One interesting question in all this is "What should the behavior of Value() be if it is called before IsPoint() has been called?" I see three possibilities:

A) Silently return an arbitrary point in the point set B) In release builds, return an arbitrary point. When contract checks are on, throw. C) Always throw

My preferred answer is B, especially if it is used in conjunction with a code coverage tool that ensures that you test suite will always hit the (invalid) call to Value() (with contract checks turned on, of course). The reason that this works is that the question I asked was NOT "What should the behavior of Value() be if it is called when IsPoint() is false?" That case will only show up in the atypical situations, and so typically won’t be hit in customer testing. The contract is that the customer must validate that the HappyPathPoint truly represents an isolated point before calling Value(), even if the HappyPathPoint happens to be an isolated point. This ensures that the client code is correctly written, even if none of its test cases hit the atypical case.
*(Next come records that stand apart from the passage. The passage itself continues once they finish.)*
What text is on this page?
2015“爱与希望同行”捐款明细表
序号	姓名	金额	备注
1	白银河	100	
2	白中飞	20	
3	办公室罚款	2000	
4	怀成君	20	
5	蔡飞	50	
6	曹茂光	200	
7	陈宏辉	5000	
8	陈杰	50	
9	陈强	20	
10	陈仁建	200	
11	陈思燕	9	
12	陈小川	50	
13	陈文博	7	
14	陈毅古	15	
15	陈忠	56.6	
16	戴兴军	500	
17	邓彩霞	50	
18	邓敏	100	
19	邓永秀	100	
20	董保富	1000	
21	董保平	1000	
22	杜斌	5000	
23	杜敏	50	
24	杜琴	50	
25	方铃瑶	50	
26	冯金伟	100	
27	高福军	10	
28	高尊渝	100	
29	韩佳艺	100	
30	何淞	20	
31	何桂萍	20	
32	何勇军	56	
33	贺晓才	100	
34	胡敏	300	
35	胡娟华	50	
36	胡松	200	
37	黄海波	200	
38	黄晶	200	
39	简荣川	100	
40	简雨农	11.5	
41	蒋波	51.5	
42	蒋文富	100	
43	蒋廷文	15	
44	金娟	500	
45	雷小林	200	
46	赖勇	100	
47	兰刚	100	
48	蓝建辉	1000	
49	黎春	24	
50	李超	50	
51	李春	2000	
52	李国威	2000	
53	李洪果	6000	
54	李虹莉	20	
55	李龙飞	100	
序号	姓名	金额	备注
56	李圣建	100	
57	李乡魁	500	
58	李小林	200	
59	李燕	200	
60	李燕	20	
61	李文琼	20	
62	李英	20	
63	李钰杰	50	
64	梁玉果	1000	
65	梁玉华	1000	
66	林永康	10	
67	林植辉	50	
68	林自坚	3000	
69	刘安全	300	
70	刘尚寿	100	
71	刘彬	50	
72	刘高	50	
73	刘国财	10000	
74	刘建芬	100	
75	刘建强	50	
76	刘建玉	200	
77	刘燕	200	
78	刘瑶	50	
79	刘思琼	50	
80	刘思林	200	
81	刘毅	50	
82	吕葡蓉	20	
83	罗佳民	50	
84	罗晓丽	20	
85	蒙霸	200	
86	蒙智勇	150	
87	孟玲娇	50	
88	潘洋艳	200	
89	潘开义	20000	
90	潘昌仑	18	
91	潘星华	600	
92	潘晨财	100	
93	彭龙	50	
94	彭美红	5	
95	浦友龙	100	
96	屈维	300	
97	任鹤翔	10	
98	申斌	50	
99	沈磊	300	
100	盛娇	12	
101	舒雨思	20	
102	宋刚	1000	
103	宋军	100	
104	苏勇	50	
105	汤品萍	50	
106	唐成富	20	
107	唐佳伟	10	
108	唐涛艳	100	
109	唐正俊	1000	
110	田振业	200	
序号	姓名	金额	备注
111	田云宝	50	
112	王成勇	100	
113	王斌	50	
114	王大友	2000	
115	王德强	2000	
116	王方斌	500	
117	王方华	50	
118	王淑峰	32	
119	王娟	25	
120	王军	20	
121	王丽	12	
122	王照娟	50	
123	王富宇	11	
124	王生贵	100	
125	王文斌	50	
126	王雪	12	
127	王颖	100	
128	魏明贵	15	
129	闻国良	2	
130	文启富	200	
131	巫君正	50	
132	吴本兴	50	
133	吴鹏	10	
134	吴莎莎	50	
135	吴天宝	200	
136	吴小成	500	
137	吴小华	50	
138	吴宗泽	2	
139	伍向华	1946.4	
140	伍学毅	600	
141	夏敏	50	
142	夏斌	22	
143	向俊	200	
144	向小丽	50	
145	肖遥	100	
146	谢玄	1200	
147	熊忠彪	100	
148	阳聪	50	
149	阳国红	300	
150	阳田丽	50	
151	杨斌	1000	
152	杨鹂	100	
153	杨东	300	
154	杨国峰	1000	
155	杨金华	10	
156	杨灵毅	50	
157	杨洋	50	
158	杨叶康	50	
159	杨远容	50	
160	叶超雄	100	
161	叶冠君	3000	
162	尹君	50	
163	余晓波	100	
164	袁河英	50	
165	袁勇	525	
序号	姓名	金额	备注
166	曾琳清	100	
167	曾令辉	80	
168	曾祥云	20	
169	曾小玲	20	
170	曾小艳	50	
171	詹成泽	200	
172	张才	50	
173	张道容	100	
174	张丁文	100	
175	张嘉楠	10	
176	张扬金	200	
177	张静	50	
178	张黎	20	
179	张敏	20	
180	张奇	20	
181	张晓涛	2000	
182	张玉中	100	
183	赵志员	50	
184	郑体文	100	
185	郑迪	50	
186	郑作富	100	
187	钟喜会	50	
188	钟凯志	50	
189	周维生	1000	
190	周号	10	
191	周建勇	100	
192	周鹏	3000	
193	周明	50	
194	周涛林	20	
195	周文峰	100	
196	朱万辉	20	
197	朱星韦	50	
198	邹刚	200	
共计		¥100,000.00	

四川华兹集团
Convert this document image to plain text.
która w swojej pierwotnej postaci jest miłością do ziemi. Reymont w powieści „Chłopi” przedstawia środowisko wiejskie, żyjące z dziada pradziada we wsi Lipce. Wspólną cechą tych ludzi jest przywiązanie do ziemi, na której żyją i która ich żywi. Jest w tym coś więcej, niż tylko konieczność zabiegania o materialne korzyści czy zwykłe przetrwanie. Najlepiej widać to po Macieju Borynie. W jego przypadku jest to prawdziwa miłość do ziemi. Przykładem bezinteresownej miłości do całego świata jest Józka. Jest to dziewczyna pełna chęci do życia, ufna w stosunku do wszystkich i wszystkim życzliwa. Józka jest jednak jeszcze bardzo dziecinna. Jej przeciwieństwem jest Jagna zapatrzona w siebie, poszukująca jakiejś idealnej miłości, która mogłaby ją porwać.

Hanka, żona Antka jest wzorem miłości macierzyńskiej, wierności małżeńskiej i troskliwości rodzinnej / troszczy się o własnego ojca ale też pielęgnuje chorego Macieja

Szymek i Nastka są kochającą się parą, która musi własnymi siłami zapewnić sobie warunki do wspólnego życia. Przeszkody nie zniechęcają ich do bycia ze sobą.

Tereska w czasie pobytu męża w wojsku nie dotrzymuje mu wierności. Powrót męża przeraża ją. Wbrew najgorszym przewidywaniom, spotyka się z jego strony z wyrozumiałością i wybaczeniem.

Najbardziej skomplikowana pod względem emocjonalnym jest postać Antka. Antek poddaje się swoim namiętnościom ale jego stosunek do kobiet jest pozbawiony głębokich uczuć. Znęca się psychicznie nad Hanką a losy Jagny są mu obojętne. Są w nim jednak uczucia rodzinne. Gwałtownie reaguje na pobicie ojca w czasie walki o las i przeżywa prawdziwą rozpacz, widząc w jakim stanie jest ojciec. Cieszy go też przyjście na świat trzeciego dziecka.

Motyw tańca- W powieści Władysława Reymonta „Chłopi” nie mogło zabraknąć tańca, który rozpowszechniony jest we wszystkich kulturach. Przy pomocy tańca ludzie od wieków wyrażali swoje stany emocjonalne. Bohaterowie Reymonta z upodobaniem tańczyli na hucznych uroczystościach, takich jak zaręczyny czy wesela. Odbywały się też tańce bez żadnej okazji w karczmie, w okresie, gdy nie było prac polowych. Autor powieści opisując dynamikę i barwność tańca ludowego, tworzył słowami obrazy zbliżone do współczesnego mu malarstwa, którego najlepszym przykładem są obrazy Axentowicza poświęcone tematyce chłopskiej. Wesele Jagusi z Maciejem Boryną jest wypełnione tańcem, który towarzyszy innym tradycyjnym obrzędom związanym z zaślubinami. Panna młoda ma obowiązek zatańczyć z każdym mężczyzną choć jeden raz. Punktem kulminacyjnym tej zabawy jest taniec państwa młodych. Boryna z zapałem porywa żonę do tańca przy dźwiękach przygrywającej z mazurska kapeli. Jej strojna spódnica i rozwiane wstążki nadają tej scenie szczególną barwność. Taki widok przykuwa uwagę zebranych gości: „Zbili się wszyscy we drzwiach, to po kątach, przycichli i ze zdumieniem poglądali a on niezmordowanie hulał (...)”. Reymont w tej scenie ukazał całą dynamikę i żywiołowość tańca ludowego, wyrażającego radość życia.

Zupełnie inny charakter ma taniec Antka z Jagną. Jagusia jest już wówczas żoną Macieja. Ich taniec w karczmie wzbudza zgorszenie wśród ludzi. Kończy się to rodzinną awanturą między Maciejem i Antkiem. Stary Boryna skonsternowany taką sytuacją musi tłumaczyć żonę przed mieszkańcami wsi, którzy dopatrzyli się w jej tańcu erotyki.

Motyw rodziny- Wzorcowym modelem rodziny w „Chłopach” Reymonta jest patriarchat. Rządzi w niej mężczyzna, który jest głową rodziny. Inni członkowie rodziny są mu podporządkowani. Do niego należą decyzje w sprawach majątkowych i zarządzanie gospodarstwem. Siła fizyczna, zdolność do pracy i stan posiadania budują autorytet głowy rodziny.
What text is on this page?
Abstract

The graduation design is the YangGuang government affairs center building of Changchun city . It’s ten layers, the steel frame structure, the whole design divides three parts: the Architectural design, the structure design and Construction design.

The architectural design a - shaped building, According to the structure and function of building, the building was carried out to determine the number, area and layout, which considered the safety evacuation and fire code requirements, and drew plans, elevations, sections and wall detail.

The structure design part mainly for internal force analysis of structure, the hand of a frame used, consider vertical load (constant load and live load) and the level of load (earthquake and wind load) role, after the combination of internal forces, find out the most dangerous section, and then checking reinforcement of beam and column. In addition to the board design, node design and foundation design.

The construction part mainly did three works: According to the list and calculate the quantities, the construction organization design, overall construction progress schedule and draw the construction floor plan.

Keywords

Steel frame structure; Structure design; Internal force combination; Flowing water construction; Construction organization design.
For those of you who speak C#, you should see similarities with the 'nullable' class that allows one to wrap a value class up into something that can be tested against null. As with nullable, the compiler will warn you if you try to use a HappyPathPoint where a Point is expected. HappyPathPoint is more powerful than nullable, however: nullable doesn’t protect (as a contract check) against an untested call to Value(), and it doesn’t provide an alternative answer.

I hope that I’ve convinced at least someone out there that this is a good idea. I don’t think it’s overly burdensome, and it makes the subtlety obvious in the interface. It is important not to adopt this idea as a one-off, however – if you’re going to use it, it should be implemented uniformly across your interface. The code snippets above are just an example; an interesting thing to try might be to write a HappyPath template class.

The last thing I want to say is that we’ve been thinking about this idea for years, and still don’t have a good name!! Any ideas for a better one? 'PointCandidate' maybe?